Esse manifesto pelo “fim da era do fogo”, fala sobre a busca de energias alternativas e limpas, que não o petróleo, por exemplo. Quais as soluções você enxerga para essa questão?
Uma delas é a energia eólica. Outra, é a energia solar. Inclusive, na Fórmula E (corrida com carros elétricos), a minha sugestão é colocar células fotovoltaicas nos carros e a bateria ser carregada durante a própria corrida.
Não podemos deixar de falar de Os Mutantes. A música que vocês produziram continua ressoando mundo afora, atraindo novos admirados, sempre muito jovens, talvez como nenhuma outra banda brasileira. Qual seu sentimento sobre isso?
Na época que fizemos essas músicas, muita gente foi contra. Diziam que era muito rock’n ‘roll. E veja o que aconteceu…Nesse aspecto, Os Mutantes parecem um pouco com o Yes (banda britânica). Uma vez falei ao tecladista da banda (Patrick Moraz): eu adoraria estar no seu lugar. Ele me respondeu: é algo horrível. Muitas vezes tenho que tocar teclado em músicas que nem fui eu que gravei.
Recentemente, você mostrou em suas redes sociais três quadros que fez sobre a Tropicália.

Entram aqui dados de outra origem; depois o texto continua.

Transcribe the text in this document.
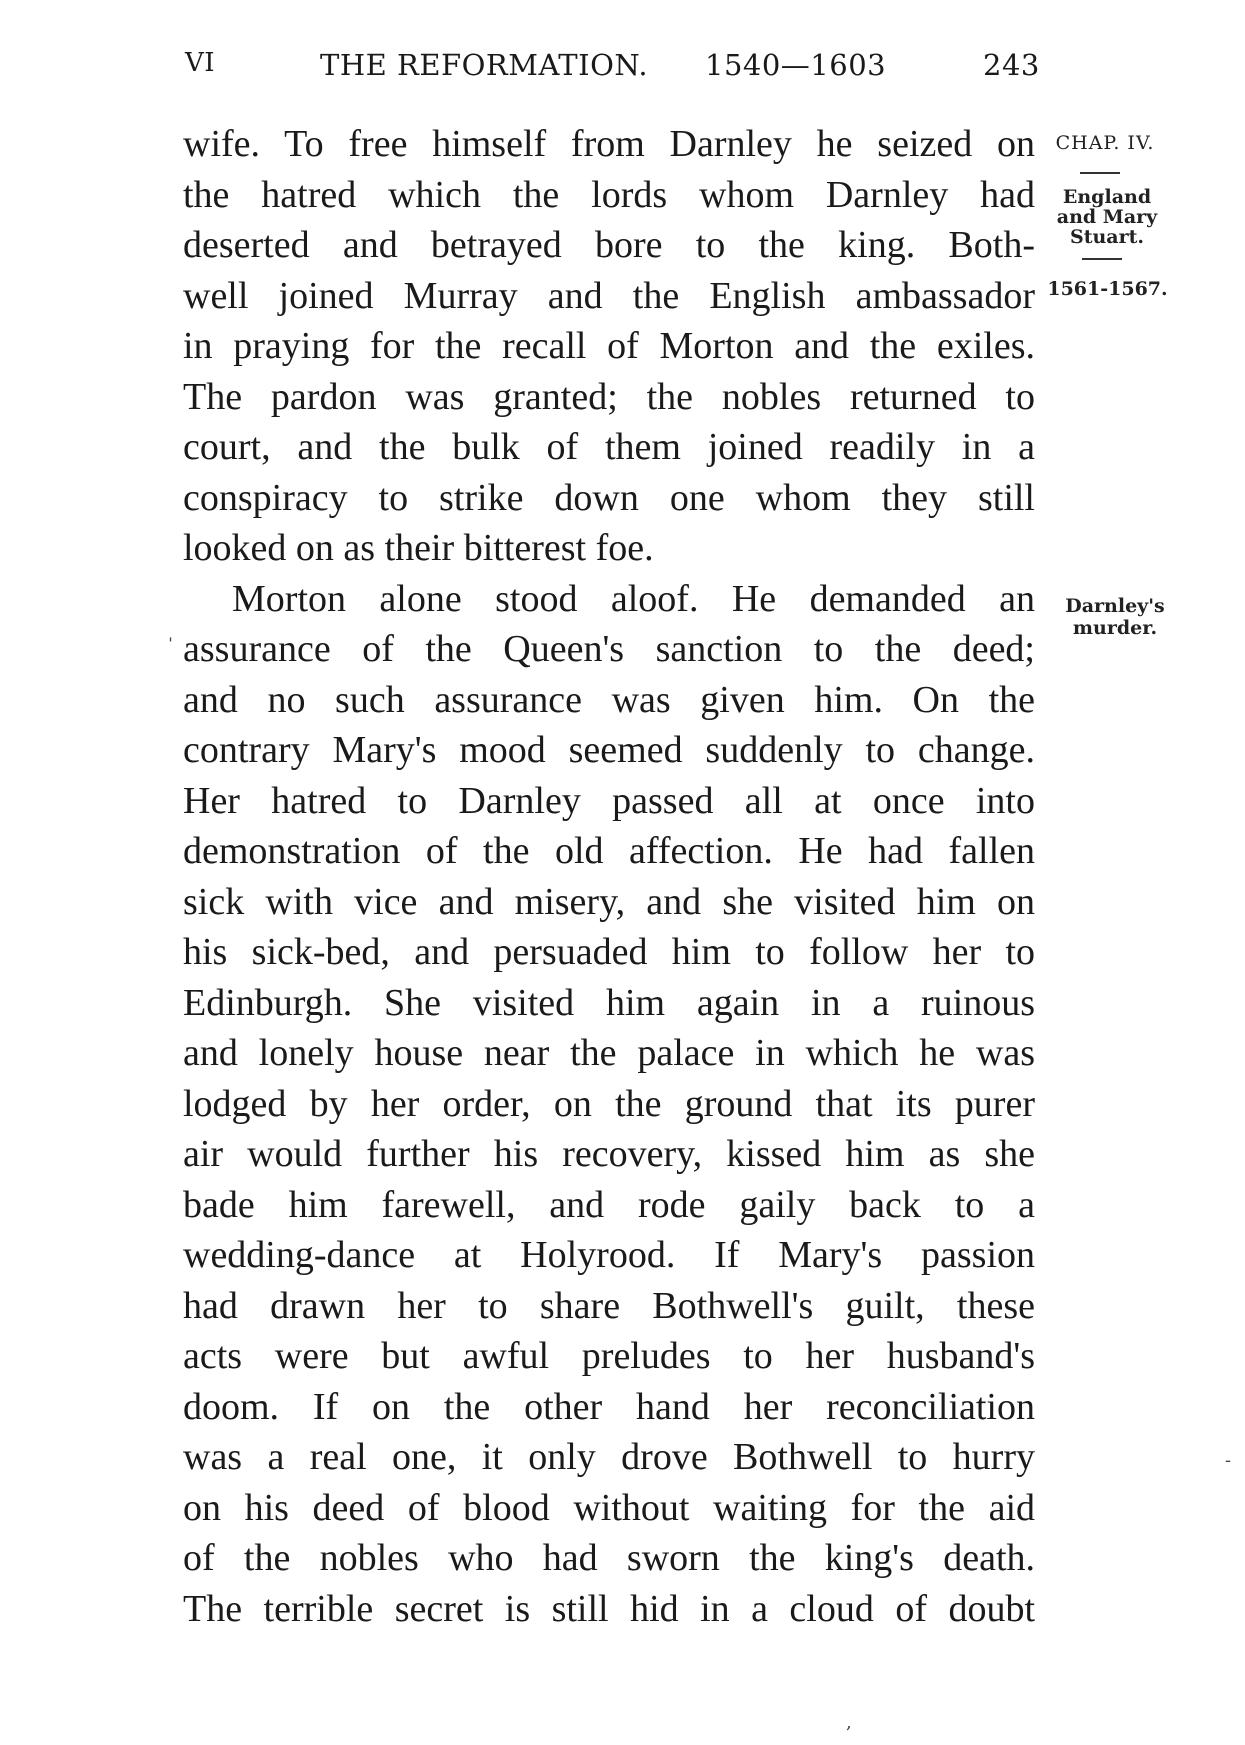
VI	THE REFORMATION. 1540—1603	243
CHAP. IV.
England
and Mary
Stuart.
1561-1567.
Darnley's
murder.
ˈ
-
,
wife. To free himself from Darnley he seized on
the hatred which the lords whom Darnley had
deserted and betrayed bore to the king. Both-
well joined Murray and the English ambassador
in praying for the recall of Morton and the exiles.
The pardon was granted; the nobles returned to
court, and the bulk of them joined readily in a
conspiracy to strike down one whom they still
looked on as their bitterest foe.
Morton alone stood aloof. He demanded an
assurance of the Queen's sanction to the deed;
and no such assurance was given him. On the
contrary Mary's mood seemed suddenly to change.
Her hatred to Darnley passed all at once into
demonstration of the old affection. He had fallen
sick with vice and misery, and she visited him on
his sick-bed, and persuaded him to follow her to
Edinburgh. She visited him again in a ruinous
and lonely house near the palace in which he was
lodged by her order, on the ground that its purer
air would further his recovery, kissed him as she
bade him farewell, and rode gaily back to a
wedding-dance at Holyrood. If Mary's passion
had drawn her to share Bothwell's guilt, these
acts were but awful preludes to her husband's
doom. If on the other hand her reconciliation
was a real one, it only drove Bothwell to hurry
on his deed of blood without waiting for the aid
of the nobles who had sworn the king's death.
The terrible secret is still hid in a cloud of doubt
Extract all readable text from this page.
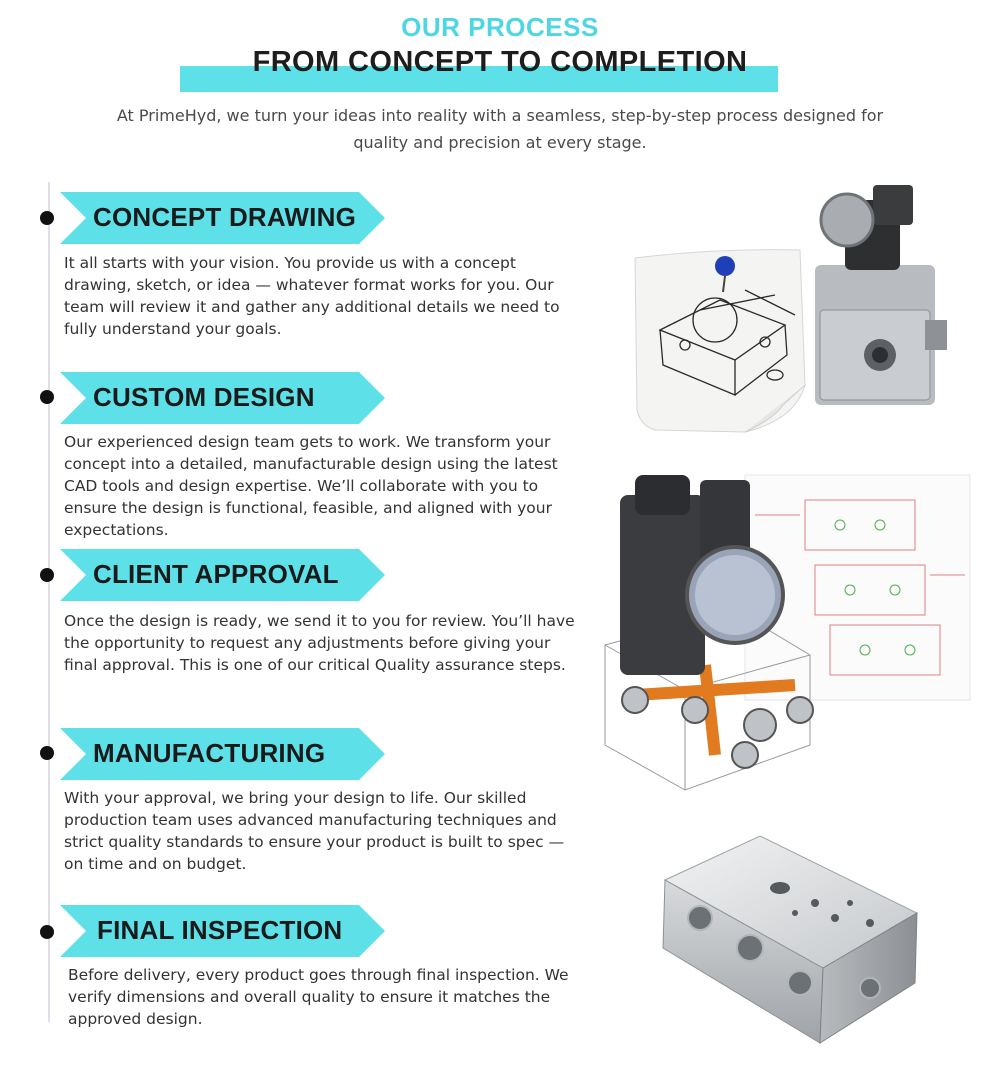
OUR PROCESS
FROM CONCEPT TO COMPLETION
At PrimeHyd, we turn your ideas into reality with a seamless, step-by-step process designed for quality and precision at every stage.
CONCEPT DRAWING
It all starts with your vision. You provide us with a concept drawing, sketch, or idea — whatever format works for you. Our team will review it and gather any additional details we need to fully understand your goals.
CUSTOM DESIGN
Our experienced design team gets to work. We transform your concept into a detailed, manufacturable design using the latest CAD tools and design expertise. We’ll collaborate with you to ensure the design is functional, feasible, and aligned with your expectations.
CLIENT APPROVAL
Once the design is ready, we send it to you for review. You’ll have the opportunity to request any adjustments before giving your final approval. This is one of our critical Quality assurance steps.
MANUFACTURING
With your approval, we bring your design to life. Our skilled production team uses advanced manufacturing techniques and strict quality standards to ensure your product is built to spec — on time and on budget.
FINAL INSPECTION
Before delivery, every product goes through final inspection. We verify dimensions and overall quality to ensure it matches the approved design.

Os Mutantes estavam lá, quando o movimento eclodiu. Acha que a Tropicália teria sido diferente sem o grupo?
Sim, teria. Os Mutantes trouxeram mais o contrabaixo pesado enquanto Beat Boys (grupo formado por músicos argentinos que acompanhou Caetano Veloso em Alegria, Alegria) era mais guitarra.
Esse período de isolamento imposto pela pandemia, de, apesar do medo, uma certa desaceleração do mundo, lhe inspirou de alguma maneira? Além de cuidar do álbum de remix, se sentiu motivado para compor, por exemplo?
Me inspirou para as artes plásticas. O meu lado pintor, que na época de Os Mutantes não era revelado. Além disso, eu tenho um estúdio em casa. Estou fazendo um som estereofônico (um som mais espacial). Mas sinto que meu estúdio, que é enorme, não é o suficientemente grande para isso. Então, estou vendo um jeito de improvisar para que as coisas se harmonizem do jeito que eu quero.
Você tem intenção de lançar um novo disco?
Isso é importantíssimo de se falar. Parece que há uma maldição… O dinheiro que eu receberia para fazer o disco, perdeu-se em um acidente de carro (o produtor responsável morreu e o dinheiro, oriundo de um edital, entrou em inventário). Estou à espera de financiamento para conseguir fazê-lo (assessoria do cantor diz que Esphera está 70% pronto).